We cannot know how God speaks—with His tongue, with His eyes, with His hands, with what medium? That medium is not mortal. It is an immortal non-communicational system of communication, a type of enlightenment which cannot be communicated, because it is not possible for want of a communicating medium. This is what Vasishtha spoke to Sri Rama on one occasion when he said this heightened form of wisdom, knowledge or enlightenment cannot be communicated from one to another because there is no means of communication. What is the instrument to be used in communicating this wisdom? Language is inappropriate. No word known to man can carry this wisdom, as a dry straw cannot carry hot embers. Thus, the Bhagavadgita is considered as a divine revelation and not an ordinary written textbook. It is charged with some power which can only be called divine, nothing less.
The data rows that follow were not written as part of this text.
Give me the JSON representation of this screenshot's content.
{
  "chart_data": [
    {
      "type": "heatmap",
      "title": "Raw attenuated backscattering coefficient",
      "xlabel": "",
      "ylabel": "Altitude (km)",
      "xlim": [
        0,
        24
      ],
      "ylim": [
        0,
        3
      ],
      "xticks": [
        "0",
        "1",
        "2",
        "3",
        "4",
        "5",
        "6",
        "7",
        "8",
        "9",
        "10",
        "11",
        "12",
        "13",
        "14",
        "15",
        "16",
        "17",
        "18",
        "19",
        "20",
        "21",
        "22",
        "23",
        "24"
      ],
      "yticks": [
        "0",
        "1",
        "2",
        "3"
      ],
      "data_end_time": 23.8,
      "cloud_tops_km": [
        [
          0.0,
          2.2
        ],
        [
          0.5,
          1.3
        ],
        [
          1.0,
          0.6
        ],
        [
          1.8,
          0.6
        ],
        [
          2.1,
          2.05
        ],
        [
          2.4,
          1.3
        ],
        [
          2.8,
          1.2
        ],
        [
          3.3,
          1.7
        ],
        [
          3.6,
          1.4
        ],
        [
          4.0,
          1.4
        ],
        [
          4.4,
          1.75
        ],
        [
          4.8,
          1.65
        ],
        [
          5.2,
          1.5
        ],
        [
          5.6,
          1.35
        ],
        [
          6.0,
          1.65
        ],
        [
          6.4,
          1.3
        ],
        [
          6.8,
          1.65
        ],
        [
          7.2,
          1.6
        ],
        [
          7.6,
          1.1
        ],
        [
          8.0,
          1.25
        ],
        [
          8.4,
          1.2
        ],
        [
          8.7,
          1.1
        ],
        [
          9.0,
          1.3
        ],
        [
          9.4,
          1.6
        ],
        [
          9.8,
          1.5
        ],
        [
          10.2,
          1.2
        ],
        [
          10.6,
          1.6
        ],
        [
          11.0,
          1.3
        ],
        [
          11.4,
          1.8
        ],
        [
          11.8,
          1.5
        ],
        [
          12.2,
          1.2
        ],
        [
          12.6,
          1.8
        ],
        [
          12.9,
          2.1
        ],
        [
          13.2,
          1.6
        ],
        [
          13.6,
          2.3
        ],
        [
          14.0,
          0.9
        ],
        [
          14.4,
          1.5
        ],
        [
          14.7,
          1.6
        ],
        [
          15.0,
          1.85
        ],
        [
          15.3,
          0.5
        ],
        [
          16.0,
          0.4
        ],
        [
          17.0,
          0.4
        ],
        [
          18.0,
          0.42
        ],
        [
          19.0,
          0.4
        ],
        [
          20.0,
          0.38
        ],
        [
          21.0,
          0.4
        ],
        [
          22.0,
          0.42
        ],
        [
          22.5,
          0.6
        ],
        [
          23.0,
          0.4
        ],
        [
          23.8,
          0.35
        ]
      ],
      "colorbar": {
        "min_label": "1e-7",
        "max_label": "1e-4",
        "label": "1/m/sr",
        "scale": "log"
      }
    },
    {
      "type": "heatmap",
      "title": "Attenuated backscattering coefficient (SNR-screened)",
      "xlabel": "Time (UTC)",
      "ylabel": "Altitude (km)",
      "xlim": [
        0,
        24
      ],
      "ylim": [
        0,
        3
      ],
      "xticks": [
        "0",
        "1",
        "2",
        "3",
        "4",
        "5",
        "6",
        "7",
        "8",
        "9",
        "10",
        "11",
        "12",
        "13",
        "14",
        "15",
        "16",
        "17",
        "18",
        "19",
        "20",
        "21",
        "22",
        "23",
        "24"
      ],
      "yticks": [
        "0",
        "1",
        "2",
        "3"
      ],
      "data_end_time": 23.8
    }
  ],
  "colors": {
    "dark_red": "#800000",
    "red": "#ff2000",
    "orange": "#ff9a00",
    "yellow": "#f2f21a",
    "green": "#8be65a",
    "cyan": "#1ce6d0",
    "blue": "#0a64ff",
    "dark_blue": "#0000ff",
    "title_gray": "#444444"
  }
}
The recorder of this great gospel, Krishna Dvaipayana Vyasa, was another miracle in himself. He was not in any way less than Sri Krishna, as we are told. According to our accepted traditional belief, great Masters like Vasishtha, Krishna, Vyasa and Suka were on an equal pedestal in knowledge and power. There is no comparison among them. And the recorder of this great gospel, which is a great mystery in itself, was also a mystery. There are many traditions which tell us many things about the way in which the Bhagavadgita was recorded by Sri Krishna Dvaipayana Vyasa. Some say he was visualising directly what was happening and recording it then and there, as it was, as we are told, was the way in which Valmiki wrote the Ramayana. It was written during the lifetime of Rama himself, not afterwards, because it was sung in Rama’s own court by his own children. They could foresee things, and the future of Rama’s life was recorded by Valmiki even before the events took place. Some say that Vyasa could visualise the future, and that he foresaw all the details of the events that were to take place later on, when he spoke to Dhritarashtra even before the war took place. With a new eye altogether, called the third eye, Vyasa could know and see every bit, all the minutiae of the whole thing that was to take place.
Others hold that the omniscience of Vyasa cannot be expected to forget what it knows, and it was recorded later on by the scribe, the great Lord Ganapati himself. We do not know whether Ganapati was summoned exactly at the time when things were taking place in the Mahabharata venue or it was a later event. However, many divine features seem to commingle in increasing the sanctity of this divine gospel, the Bhagavadgita: the great Lord speaking in whatever way he might have spoken, a great Lord, Krishna Dvaipayana Vyasa, dictating, and a great Lord, Bhagavan Ganapati Ganesha, writing it down.
This is like Ganga who touched the three great divine beings, Brahma, Vishnu, Siva. She flowed from the kamandal of Brahma, fell on the feet of Narayana, and then descended on the head of Siva. Just as we have the sacred Ganga who touched all the three great divine beings, likewise, the Bhagavadgita is a Ganga flowing before us as divine grace. We can call it only divine grace: love of God for man. God loves man. Sri Krishna loved Arjuna, and the Absolute loves its own creation. Grace flows immensely, like the flow of milk from the udder of a cow or the flow of honey, as all love is. And here is the Bhagavadgita before us: a concrete, substantial manifestation in language, the language of Bhagavan Vyasa himself, who was not less than Bhagavan Sri Krishna in any way.
Thus, the Bhagavadgita, in the language it is written today, is not merely an instrument of communicating divine knowledge to us, but it is divine grace descending upon us. It is holy, supremely sanctified. The vibrations that the Bhagavadgita recitations set up are said to be in tune with, en rapport with, the vibrations which emanated from the mind of Vyasa himself, or perhaps the vibrations of the Supreme Being, the Viratsvarupa, God Himself, when he dictated this great gospel to Lord Ganesha. Sarva sastra mayi gita: All the sciences of human life are explained in some way or the other, in some verse, in some place or some context or the other of the Bhagavadgita. All the Shastras are there; you need not read any other book. This one book is sufficient to unravel the mystery of the human predicament.